Gabriel’s subsidiary probed for money laundering and tax evasion in Romania

Existing open pit at Rosia Montana mined by Romanian state-owned company during Soviet times.

Rosia Montana Gold Corporation (RMGC), a Romanian mining company majority owned by Canada’s Gabriel Resources (TSX: GBU), is being investigated for alleged money laundering and tax evasion by local authorities

Rise Project, a member of the Organized Crime and Corruption Reporting Project (OCCRP), reports (Romanian language) that RMCG paid over US$300,000 to Kadok Interprest SRL, a firm that prosecutors say is a phantom company used by an organized crime network based in the Romanian city of Ploiesti.

The news outlet adds that prosecutors discovered the payments in an investigation into the “Păvăleanu network,” which resulted in the arrest three weeks ago of Marcel Păvăleanu, an advisor to the Romanian government.

Gabriel’s chief executive officer, Jonathan Henry, told Bloomberg that no employee or manager at the unit has been targeted and that the company is “cooperating fully” with the local authorities.

The criminal investigation is the latest of a series of setbacks Gabriel Resources has suffered on its flagship gold and silver project of Rosia Montana. For the last year, and with more intensity in the last three months, Romanians have been protesting what they say is an environmentally risky project and a larger problem of political corruption.

Last November a Romanian parliamentary committee rejected the project, forcing Gabriel to push it back several more months, and upping costs to about $1.5 billion.
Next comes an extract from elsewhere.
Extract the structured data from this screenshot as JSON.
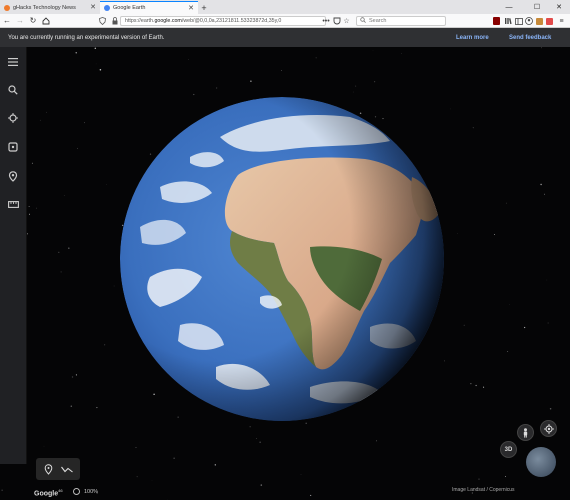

Meanwhile a group of environmentalists sent Thursday an open letter to Canada’s Foreign Affairs Minister and members of parliament, demanding the prompt introduction of legislation to make local firms, particularly extractive industry corporations, accountable for proposed projects and actual operations abroad. The group has also requested Ottawa to withdraw its support for Gabriel Resources’ project.

The Canadian miner has already spent more than $500 million on the project in a region of Transylvania where mining dates back to the first century, since it first acquired the concession in the late 1990s.